Apple has spoken to local police about the incident and the investigation is believed to be headed by a computer crime task force led by the Santa Clara County district attorney’s office, the source said. Apple’s Cupertino headquarters is in Santa Clara County, about 40 miles south of San Francisco.
So what happens next? Well, we wait. We wait for the news that the police have contacted Gizmodo. Then we wait for the news that they’re getting sized up for new jumpsuits.
Fact is, no matter how many articles I read about this issue, I very rarely read one that says that both Gizmodo and the person who found the original iPhone are innocent of any crimes. It’s just a matter of narrowing down which specific crimes they’re in violation of. Some claim it’s a trade secrets issue, while others claim it’s a matter of purchasing stolen property.
I think though that most people can agree that the original person who found the iPhone did steal it. Now before you start typing in the comment box, let me explain.
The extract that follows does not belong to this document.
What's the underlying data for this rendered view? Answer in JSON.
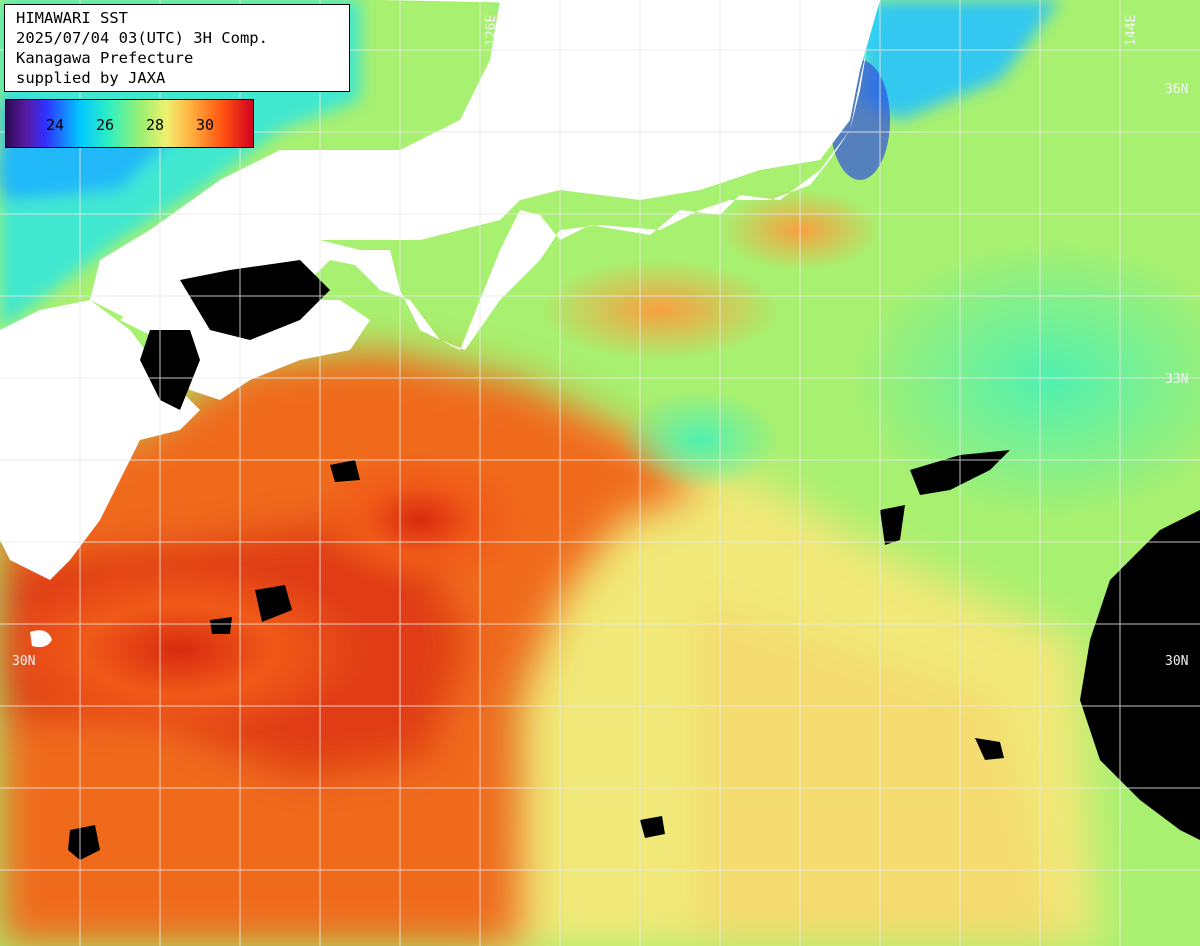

The gentleman found this device around March 17 (the exact date escapes me) and then kept it for three weeks before he pitched it off to other tech blogs. He attempted to contact Apple in that time, but only via customer service, and he apparently refused to send them pictures of the phone. Had he sent pictures, I’d be writing about something completely different. That phone call, from his perspective, was his out. It was his way of throwing up his arms and saying, “Well, I tried. Nothing else I can do.” Of course, there were plenty of things that he could do. The bar is less than 30 minutes away from Apple HQ, and just dropping the phone off at the receptionist’s desk would’ve solved the problem.
Fact is, he found the phone. At that point, it was a lost phone, and he could have done any number of things with it to try to get the phone back to its rightful owner. Drop it off at the bar, e-mail him through Facebook, stop by Apple, or even just drop it off at an Apple store. He didn’t do any of those things. Instead, he made a call to Apple, got nowhere, then sold the phone. The instant he decided to sell it instead of get it back to Apple was the moment it’s stolen.
So if you go with the assumption that he stole the phone, then you have to logically conclude that at the bare minimum, Gizmodo was in possession of stolen property. Had he told them the story before they bought it, then they have knowingly purchased stolen property, making it even more complicated. And by dissecting the phone, they round the corner into revealing trade secrets, which I’m sure Apple is just thrilled about.
From my perspective, this is stolen merchandise plain and simple. Now let’s see what the cops think.